Dio incontra Abramo là dove il patriarca vive: nella solitudine del deserto e presso la sua tenda di nomade. L’ospitalità che Abramo offre ai tre uomini è sollecita e disponibile. Nella quotidianità della scena e dei gesti si realizza l’incontro rinnovante e salvifico fra uomo e Dio.

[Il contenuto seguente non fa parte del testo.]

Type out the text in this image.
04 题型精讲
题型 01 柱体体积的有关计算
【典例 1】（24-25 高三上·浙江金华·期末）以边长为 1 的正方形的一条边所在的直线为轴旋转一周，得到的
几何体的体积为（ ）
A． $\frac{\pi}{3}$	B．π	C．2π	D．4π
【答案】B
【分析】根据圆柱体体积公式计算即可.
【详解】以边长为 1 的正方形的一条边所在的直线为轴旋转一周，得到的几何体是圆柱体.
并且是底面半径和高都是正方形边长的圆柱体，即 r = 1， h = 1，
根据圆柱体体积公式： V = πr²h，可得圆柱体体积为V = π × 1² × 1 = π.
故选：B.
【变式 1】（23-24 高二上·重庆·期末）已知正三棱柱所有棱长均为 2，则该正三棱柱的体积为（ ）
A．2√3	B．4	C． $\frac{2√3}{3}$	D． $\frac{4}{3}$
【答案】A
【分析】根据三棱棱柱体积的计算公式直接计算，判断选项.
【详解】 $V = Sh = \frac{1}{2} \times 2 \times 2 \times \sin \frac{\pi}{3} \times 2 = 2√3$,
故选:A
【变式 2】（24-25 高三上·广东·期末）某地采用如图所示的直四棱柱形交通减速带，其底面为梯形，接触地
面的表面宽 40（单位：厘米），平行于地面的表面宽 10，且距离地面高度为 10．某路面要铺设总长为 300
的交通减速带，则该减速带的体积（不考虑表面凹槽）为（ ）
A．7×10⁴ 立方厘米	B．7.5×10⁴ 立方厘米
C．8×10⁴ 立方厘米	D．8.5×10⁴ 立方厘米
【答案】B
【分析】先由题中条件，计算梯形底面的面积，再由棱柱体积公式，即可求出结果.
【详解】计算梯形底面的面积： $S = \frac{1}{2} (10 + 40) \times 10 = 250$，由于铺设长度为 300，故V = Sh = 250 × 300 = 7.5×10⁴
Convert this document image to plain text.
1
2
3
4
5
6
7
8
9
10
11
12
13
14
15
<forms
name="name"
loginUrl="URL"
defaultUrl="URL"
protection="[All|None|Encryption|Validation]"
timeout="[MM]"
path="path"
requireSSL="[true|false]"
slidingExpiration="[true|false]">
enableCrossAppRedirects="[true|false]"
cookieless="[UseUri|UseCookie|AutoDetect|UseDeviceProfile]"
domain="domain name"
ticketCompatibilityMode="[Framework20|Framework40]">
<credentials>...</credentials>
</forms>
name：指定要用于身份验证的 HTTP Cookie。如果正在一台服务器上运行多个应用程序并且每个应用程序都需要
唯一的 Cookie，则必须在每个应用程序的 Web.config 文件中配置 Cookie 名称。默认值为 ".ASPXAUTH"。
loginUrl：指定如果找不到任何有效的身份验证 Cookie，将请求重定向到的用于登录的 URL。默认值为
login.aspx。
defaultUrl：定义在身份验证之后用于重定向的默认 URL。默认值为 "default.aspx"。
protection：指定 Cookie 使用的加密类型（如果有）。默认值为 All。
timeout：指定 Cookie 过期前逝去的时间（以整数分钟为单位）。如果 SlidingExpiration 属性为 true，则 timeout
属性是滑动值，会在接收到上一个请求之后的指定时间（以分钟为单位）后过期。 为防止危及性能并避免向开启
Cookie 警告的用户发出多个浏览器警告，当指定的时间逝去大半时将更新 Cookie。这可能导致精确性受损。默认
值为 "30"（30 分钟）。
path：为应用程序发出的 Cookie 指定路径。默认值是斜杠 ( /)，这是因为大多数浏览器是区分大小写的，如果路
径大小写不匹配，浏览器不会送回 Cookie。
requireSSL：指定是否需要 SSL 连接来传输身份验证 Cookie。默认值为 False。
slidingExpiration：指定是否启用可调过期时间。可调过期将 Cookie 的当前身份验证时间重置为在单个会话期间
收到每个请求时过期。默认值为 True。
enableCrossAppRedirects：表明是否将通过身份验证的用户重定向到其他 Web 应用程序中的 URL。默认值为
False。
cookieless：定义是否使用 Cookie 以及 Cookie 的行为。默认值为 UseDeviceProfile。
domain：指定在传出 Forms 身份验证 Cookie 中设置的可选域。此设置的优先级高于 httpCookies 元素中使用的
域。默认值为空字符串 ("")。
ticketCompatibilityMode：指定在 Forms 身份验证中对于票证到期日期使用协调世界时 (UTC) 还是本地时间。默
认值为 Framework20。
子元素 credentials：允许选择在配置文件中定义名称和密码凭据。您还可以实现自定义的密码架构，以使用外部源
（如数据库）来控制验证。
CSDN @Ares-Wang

SALMO RESPONSORIALE           Dal Salmo 14 (15)
Chi è retto nel suo agire, veritiero nel cuore e nel parlare, generoso nelle sue relazioni non ha di che temere. Dio è con lui ed egli è con Dio.

SECONDA LETTURA
Il mistero nascosto da secoli, ora è manifestato ai santi.
Paolo riflette sulla propria condizione di prigioniero a causa del ministero apostolico. Per lui sono due le caratteristiche che identificano il discepolo. La prima è la conformazione a Cristo. La seconda è l’impegno missionario.

VANGELO
Marta lo ospitò. Maria ha scelto la parte migliore.
Accogliere Gesù è lasciargli spazio nella propria vita, amarlo e servirlo. È stare con lui, come principio di tutto il proprio agire. Dopo la passione e l’ascensione, i credenti dovranno però imparare a vivere nuove modalità di relazione con Cristo, non più legate alla sua fisicità umana.